LEWISBURG, W.Va. — Better health for local residents is the goal of a new community center opening in Greenbrier County.
A ribbon-cutting ceremony was planned for Tuesday evening in Lewisburg for the West Virginia School of Osteopathic Medicine’s new Clingman Center for Community Engagement located off Route 219 in Montwell Commons.
“It’s going to be a hub for community engagement,” said Dr.

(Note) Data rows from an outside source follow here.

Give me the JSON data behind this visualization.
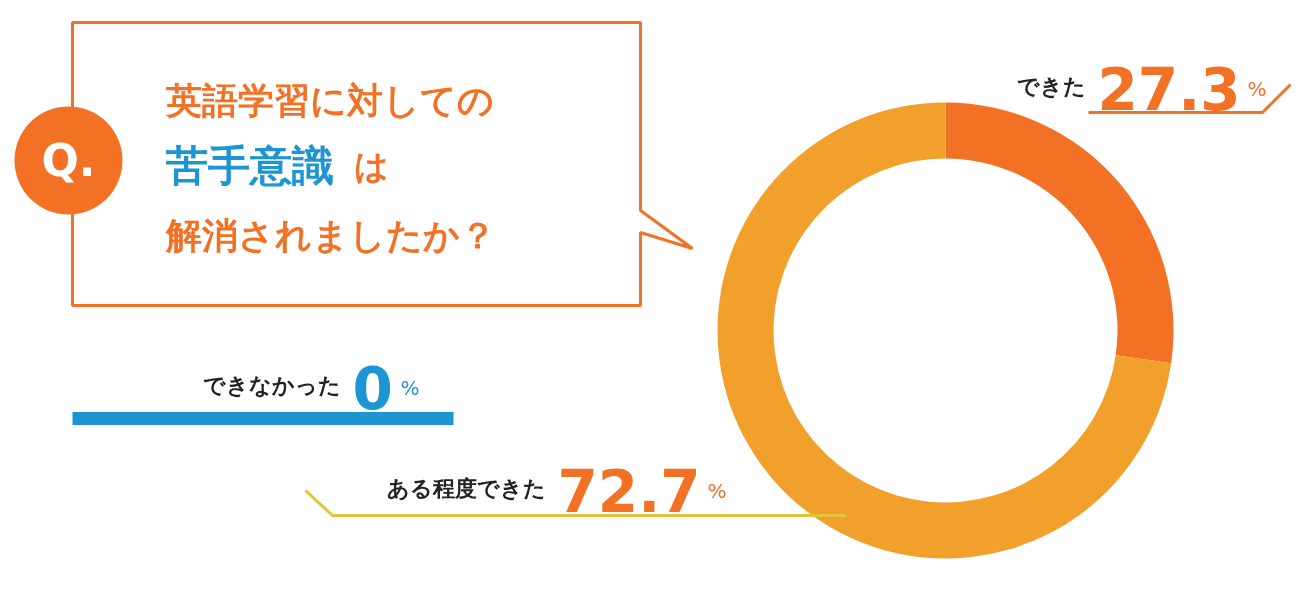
{
  "chart_data": {
    "type": "donut",
    "title": "英語学習に対しての苦手意識は解消されましたか？",
    "categories": [
      "できた",
      "ある程度できた",
      "できなかった"
    ],
    "values": [
      27.3,
      72.7,
      0
    ],
    "colors": [
      "#f37124",
      "#f0a02b",
      "#1e95d3"
    ],
    "value_labels": [
      "27.3%",
      "72.7%",
      "0%"
    ],
    "annotations": [
      "Q."
    ]
  }
}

James Nemitz, president of WVSOM.
“It’s going to be a place that people can come to in the community to learn about how to improve their health and to learn skills as well — things like how to prepare food, how to address their needs as a diabetic.”
Students at WVSOM, including those in elective culinary medicine courses, will be involved in programs on site that will be geared toward people in recovery and, eventually, those developing workforce skills and researching community health.
A commercial teaching kitchen is part of it.
The School of Osteopathic Medicine has signed a lease with the Greenbrier Valley Restoration Project for the site that’s about two blocks from campus in a building originally built on DIY Network’s “Barnwood Builders.”
Under WVSOM, “It’s going to be an exciting, dynamic place that people can gather and work on improving their health and, then, improving the health of the community,” said Nemitz.
The center was named for the late Gwen Clingman, a Lewisburg resident who provided meals to WVSOM students, faculty and administrators at her business, Clingman’s Market, for years at the location that is now Stardust Cafe.
“Gwen has always had this special place in the history of the school,” Dr. Nemitz said.
Clingman’s cousin, Dr. Roland Sharp, was the first president of WVSOM.
Some of their family members were scheduled to attend Tuesday’s ceremony.
“We see our Clingman Center for Community Engagement as a model for the state,” Dr. Nemitz told MetroNews.
“What we want to do is we want to develop programs here, here in Lewisburg, but then push them out to the rest of the state.”